What happened
Bybit, the Dubai-headquartered derivatives exchange that ranks second globally by perpetual futures volume, opened trading on XAUT options on Monday. CryptoBriefing first reported the launch, citing the exchange's product announcement. The contracts are cash-settled, listed against a USDT-denominated XAUT index, and follow Bybit's existing options framework that already supports Bitcoin, Ether, and Solana strikes.
XAUT, issued by Tether since 2020, represents one troy ounce of physical gold per token, with bullion held in a vault in Switzerland. The token has traded a tight basis to the LBMA gold spot price for most of its history, with redemption requiring a minimum of 50 tokens. As of Monday's launch, XAUT's circulating supply sits near $850 million, a fraction of Tether's $130 billion-plus USDT float but the largest tokenized gold product by market cap, ahead of Paxos Gold (PAXG).
Bybit said the options market opens with weekly and monthly expiries and standard strike spacing. Maker rebates and taker fees mirror the venue's BTC options schedule.
Why it matters
This is the first time a major centralized crypto exchange has listed derivatives on a tokenized real-world asset. Spot RWA tokens have existed for years, but the derivative layer, where institutions actually manage risk, has been missing. Listing XAUT options is a small product on paper. The signal it sends is not small.
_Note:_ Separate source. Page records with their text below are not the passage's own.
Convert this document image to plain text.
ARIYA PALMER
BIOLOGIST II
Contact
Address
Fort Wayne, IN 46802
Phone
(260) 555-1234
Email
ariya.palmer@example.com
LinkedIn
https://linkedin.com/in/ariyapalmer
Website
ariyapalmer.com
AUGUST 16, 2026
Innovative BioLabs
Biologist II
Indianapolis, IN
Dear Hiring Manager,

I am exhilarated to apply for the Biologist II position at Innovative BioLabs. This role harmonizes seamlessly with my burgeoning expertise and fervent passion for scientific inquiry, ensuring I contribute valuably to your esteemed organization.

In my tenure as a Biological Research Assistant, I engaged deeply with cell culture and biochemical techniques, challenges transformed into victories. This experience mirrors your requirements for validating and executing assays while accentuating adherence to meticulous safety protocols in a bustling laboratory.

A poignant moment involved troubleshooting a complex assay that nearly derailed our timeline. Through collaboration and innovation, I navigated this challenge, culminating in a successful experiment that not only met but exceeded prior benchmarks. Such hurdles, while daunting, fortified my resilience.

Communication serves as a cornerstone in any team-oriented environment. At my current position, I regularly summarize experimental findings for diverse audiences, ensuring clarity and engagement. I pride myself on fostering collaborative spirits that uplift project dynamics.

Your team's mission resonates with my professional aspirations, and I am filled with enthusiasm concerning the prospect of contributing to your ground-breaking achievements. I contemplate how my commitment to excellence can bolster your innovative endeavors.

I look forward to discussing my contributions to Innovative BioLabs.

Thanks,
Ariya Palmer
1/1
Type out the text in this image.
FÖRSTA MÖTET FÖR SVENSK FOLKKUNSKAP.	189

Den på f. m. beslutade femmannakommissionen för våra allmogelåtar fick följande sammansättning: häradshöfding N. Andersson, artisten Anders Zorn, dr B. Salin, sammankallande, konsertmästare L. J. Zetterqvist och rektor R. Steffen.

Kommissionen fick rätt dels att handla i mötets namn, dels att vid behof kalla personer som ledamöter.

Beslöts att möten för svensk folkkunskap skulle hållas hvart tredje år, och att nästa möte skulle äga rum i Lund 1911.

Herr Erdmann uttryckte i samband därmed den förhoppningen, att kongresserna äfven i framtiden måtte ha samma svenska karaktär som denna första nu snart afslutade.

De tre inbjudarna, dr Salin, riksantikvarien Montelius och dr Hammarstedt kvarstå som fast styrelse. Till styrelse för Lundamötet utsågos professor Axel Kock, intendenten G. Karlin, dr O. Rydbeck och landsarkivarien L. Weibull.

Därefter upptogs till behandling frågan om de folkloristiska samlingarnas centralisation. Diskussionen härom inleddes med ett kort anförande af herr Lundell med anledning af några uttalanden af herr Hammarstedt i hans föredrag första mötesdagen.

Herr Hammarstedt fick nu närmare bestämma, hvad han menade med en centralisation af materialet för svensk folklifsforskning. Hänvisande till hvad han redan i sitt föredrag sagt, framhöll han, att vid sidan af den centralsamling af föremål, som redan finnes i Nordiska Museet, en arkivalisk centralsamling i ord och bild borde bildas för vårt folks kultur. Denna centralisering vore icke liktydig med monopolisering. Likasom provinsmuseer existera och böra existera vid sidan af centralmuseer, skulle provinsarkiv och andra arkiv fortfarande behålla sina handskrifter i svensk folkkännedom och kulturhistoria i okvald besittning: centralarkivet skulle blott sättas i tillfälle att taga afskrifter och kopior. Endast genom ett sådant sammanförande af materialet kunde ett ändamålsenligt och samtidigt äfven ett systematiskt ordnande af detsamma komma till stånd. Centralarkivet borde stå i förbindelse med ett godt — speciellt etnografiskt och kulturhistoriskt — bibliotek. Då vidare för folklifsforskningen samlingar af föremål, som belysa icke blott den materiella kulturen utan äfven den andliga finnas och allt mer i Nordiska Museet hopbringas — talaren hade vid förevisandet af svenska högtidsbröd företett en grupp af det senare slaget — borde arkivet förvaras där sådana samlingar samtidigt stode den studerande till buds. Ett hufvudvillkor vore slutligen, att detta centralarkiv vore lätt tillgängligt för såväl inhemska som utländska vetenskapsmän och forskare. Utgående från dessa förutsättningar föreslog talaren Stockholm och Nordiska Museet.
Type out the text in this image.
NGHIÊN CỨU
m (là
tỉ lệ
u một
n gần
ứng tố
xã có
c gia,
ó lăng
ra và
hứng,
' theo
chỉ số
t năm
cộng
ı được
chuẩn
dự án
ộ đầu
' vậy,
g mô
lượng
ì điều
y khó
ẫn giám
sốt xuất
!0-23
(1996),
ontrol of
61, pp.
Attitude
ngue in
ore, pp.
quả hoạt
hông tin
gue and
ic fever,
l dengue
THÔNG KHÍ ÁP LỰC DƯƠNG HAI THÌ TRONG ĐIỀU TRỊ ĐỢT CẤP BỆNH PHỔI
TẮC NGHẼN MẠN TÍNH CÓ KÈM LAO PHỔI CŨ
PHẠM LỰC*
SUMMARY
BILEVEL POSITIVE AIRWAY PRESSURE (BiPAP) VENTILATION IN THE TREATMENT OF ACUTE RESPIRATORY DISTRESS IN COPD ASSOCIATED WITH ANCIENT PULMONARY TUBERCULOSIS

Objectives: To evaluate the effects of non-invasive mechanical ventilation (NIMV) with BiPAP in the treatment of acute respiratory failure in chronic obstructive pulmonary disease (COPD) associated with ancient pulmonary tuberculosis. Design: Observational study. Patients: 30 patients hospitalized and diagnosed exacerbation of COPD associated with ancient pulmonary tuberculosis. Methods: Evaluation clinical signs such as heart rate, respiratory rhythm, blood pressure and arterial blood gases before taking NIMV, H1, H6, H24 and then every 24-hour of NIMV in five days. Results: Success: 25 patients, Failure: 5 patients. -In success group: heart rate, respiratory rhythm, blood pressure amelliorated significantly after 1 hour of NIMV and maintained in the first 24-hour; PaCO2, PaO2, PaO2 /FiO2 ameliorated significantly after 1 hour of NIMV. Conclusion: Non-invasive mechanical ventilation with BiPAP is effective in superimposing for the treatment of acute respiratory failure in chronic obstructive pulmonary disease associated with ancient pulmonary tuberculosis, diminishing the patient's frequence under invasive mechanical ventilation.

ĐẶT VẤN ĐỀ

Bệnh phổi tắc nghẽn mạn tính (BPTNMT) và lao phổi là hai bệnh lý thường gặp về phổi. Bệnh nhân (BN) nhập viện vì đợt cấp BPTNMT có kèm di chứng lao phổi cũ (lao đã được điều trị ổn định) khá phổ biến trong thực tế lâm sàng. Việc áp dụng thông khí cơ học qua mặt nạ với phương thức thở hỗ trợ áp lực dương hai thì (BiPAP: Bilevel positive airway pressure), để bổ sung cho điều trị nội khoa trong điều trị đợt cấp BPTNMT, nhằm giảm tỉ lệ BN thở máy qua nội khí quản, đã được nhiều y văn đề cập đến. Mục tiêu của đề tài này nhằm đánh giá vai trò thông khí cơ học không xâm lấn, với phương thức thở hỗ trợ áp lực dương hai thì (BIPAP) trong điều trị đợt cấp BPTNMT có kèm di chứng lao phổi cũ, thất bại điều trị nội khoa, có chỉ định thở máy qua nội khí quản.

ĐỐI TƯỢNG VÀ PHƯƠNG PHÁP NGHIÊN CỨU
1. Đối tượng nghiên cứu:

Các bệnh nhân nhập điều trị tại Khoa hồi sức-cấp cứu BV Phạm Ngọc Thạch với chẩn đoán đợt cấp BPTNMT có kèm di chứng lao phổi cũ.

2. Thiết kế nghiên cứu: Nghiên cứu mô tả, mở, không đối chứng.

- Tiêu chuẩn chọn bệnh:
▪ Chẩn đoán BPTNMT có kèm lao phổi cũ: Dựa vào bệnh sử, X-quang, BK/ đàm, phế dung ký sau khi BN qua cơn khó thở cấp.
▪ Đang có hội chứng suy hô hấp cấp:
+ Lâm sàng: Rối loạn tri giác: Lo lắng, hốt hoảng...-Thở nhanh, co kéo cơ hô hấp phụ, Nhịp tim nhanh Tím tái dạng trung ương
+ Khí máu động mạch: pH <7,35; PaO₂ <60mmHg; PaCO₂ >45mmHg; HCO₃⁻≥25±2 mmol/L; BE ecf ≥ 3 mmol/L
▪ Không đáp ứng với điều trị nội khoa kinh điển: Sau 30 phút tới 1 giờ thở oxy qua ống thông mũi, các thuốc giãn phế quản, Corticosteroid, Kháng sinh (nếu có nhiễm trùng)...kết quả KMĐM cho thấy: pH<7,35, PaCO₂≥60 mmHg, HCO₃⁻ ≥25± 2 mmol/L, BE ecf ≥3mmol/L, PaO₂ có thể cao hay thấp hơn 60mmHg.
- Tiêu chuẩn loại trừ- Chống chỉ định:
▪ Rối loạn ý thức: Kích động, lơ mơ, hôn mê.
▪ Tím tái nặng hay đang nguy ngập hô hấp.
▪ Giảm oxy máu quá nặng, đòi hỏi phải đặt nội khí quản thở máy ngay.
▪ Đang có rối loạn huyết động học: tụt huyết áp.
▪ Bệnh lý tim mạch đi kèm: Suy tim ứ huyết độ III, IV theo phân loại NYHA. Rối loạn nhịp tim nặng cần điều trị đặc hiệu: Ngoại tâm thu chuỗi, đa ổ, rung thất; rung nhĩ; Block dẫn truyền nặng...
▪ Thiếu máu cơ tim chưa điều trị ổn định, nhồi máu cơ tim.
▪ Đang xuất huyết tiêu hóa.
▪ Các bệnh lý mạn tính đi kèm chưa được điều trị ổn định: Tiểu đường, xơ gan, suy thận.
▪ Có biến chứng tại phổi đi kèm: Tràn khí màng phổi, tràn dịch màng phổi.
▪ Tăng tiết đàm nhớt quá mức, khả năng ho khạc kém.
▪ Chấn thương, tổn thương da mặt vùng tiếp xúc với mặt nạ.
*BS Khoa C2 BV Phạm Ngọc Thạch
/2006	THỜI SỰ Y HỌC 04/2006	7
Gold options on COMEX and the LBMA over-the-counter market are a multi-trillion-dollar annual volume business, dominated by bullion banks, miners hedging production, and macro funds. None of that flow currently touches crypto venues. By offering a tokenized wrapper that already has CME-grade collateral characteristics, Bybit is testing whether crypto-native market makers can quote competitive prices on a metal that has been hedged in the same way for a century.